Bana siyah bir deri ceket almıştın hani. Sonra kıskanıp sen de istemiştin. Ben de kahverengi olanından aldım sana aynı gün. Sonbahardan kışa geçerkendi. Üşüdük mü tüm gün üşürdük o zamanlar. Giydik ceketleri, çıktık dışarı. Hem tenimiz hem içimiz ısınmıştı giydiğimizde. Gülerek sokaklarda dolaşmıştık o akşam. Eski kokan ışıkların içindeki bir mekâna girmiştik. Biraz güzel anılardan biraz da kahvemizden yudumlamıştık. Bıkmamıştık konuşmaktan. Hatırlıyorum… Bu sabah aynı ceketle çıktım dışarı. Bir üşüdüm bir sıcakladım. Ceketi elimde gezdirmekten yoruldum. Hep böyle değildi bu şehir, bu havalar. Farkında mısın? Sonbahar eski sonbahar değil, kış desen bir garip. İşte bu yüzden, sırf bu yüzden öldükten sonra beş dakika da olsa konuşalım seninle.
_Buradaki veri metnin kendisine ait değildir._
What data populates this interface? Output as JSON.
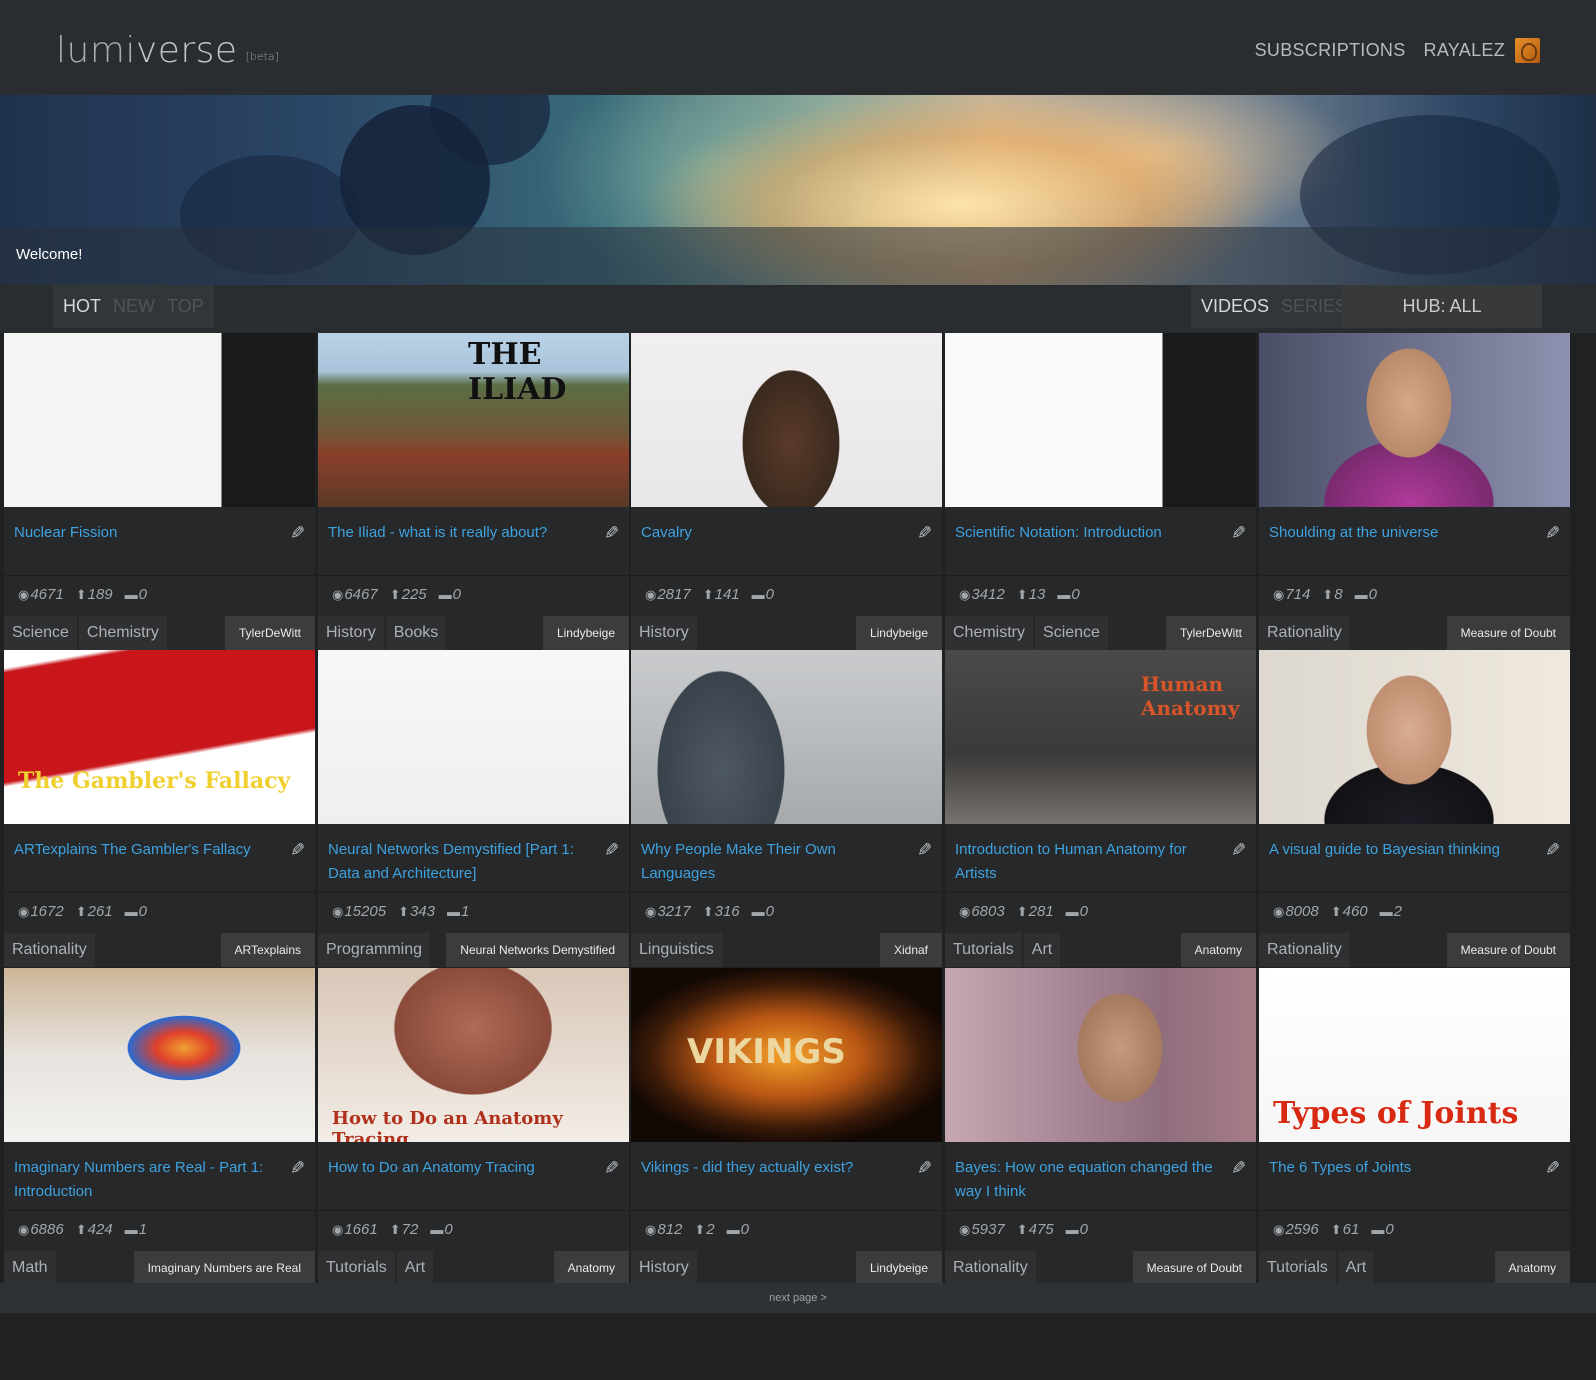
{
  "app": {
    "name_light": "lumi",
    "name_bold": "verse",
    "beta": "[beta]"
  },
  "nav": {
    "subscriptions": "SUBSCRIPTIONS",
    "user": "RAYALEZ"
  },
  "banner": {
    "welcome": "Welcome!"
  },
  "sort_tabs": [
    {
      "label": "HOT",
      "active": true
    },
    {
      "label": "NEW",
      "active": false
    },
    {
      "label": "TOP",
      "active": false
    }
  ],
  "type_tabs": [
    {
      "label": "VIDEOS",
      "active": true
    },
    {
      "label": "SERIES",
      "active": false
    }
  ],
  "hub": {
    "label": "HUB: ALL"
  },
  "colors": {
    "accent_link": "#3fa2e0",
    "header_bg": "#2a2d2f",
    "card_bg": "#262829",
    "page_bg": "#1f2123"
  },
  "cards": [
    {
      "title": "Nuclear Fission",
      "views": "4671",
      "votes": "189",
      "comments": "0",
      "tags": [
        "Science",
        "Chemistry"
      ],
      "channel": "TylerDeWitt"
    },
    {
      "title": "The Iliad - what is it really about?",
      "views": "6467",
      "votes": "225",
      "comments": "0",
      "tags": [
        "History",
        "Books"
      ],
      "channel": "Lindybeige",
      "thumb_text": "THE ILIAD"
    },
    {
      "title": "Cavalry",
      "views": "2817",
      "votes": "141",
      "comments": "0",
      "tags": [
        "History"
      ],
      "channel": "Lindybeige"
    },
    {
      "title": "Scientific Notation: Introduction",
      "views": "3412",
      "votes": "13",
      "comments": "0",
      "tags": [
        "Chemistry",
        "Science"
      ],
      "channel": "TylerDeWitt"
    },
    {
      "title": "Shoulding at the universe",
      "views": "714",
      "votes": "8",
      "comments": "0",
      "tags": [
        "Rationality"
      ],
      "channel": "Measure of Doubt"
    },
    {
      "title": "ARTexplains The Gambler's Fallacy",
      "views": "1672",
      "votes": "261",
      "comments": "0",
      "tags": [
        "Rationality"
      ],
      "channel": "ARTexplains",
      "thumb_text": "The Gambler's Fallacy"
    },
    {
      "title": "Neural Networks Demystified [Part 1: Data and Architecture]",
      "views": "15205",
      "votes": "343",
      "comments": "1",
      "tags": [
        "Programming"
      ],
      "channel": "Neural Networks Demystified"
    },
    {
      "title": "Why People Make Their Own Languages",
      "views": "3217",
      "votes": "316",
      "comments": "0",
      "tags": [
        "Linguistics"
      ],
      "channel": "Xidnaf"
    },
    {
      "title": "Introduction to Human Anatomy for Artists",
      "views": "6803",
      "votes": "281",
      "comments": "0",
      "tags": [
        "Tutorials",
        "Art"
      ],
      "channel": "Anatomy",
      "thumb_text": "Human Anatomy"
    },
    {
      "title": "A visual guide to Bayesian thinking",
      "views": "8008",
      "votes": "460",
      "comments": "2",
      "tags": [
        "Rationality"
      ],
      "channel": "Measure of Doubt"
    },
    {
      "title": "Imaginary Numbers are Real - Part 1: Introduction",
      "views": "6886",
      "votes": "424",
      "comments": "1",
      "tags": [
        "Math"
      ],
      "channel": "Imaginary Numbers are Real"
    },
    {
      "title": "How to Do an Anatomy Tracing",
      "views": "1661",
      "votes": "72",
      "comments": "0",
      "tags": [
        "Tutorials",
        "Art"
      ],
      "channel": "Anatomy",
      "thumb_text": "How to Do an Anatomy Tracing"
    },
    {
      "title": "Vikings - did they actually exist?",
      "views": "812",
      "votes": "2",
      "comments": "0",
      "tags": [
        "History"
      ],
      "channel": "Lindybeige",
      "thumb_text": "VIKINGS"
    },
    {
      "title": "Bayes: How one equation changed the way I think",
      "views": "5937",
      "votes": "475",
      "comments": "0",
      "tags": [
        "Rationality"
      ],
      "channel": "Measure of Doubt"
    },
    {
      "title": "The 6 Types of Joints",
      "views": "2596",
      "votes": "61",
      "comments": "0",
      "tags": [
        "Tutorials",
        "Art"
      ],
      "channel": "Anatomy",
      "thumb_text": "Types of Joints"
    }
  ],
  "footer": {
    "next_page": "next page >"
  }
}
Trafikte çok gerildim eve dönerken. Herkes kornaya basıyor. Herkesin ağzında kötü sözler. Bir araba diğerine arkadan çarptı. Adamlar indi iki arabadan da. Konuşmadan, doğrudan, programlanmış gibi birbirlerine vurmaya başladılar. Özür diledim ikisinin yerine “içimden”. Eskiden daha az araç vardı etrafta. Biz seninle hep yürürdük. Tezgâhtaki o güzel kestane kebap kokularını içimize çeke çeke, çiçekçinin önünden geçerken adımlarımızı yavaşlatarak yürürdük. Sokak daha da uzasın isterdik o an. İşte bu yüzden, sırf bu yüzden öldükten sonra beş dakika da olsa konuşalım seninle.
İki gündür aklımdasın. İki gün değil, aslında gittiğinden beri aklımdasın. Tamı tamına on yıl yedi ay yirmi sekiz gündür aklımdasın. “Artık içimde bir şeyler bitti” diyerek gitmiştin. Ama bende bitmedi. Bitemez. Zaten daha büyük bir bitişteyiz. Sadece sen değil, ben değil, hepimiz… Biliyorum, biliyorsun öleceğiz. Elbet her şey sona erecek. Çiçekler açmayacak. Sular akmayacak. Kuşlar konduğu dalda kalacak ve güneş bir daha doğmayacak. Son; koca, belirgin ve siyah bir nokta gibi konacak hikâyenin bittiği yere. Ben hep o güzel anılarda kalacağım. İşte bu yüzden, sırf bu yüzden öldükten sonra beş dakika da olsa konuşalım seninle.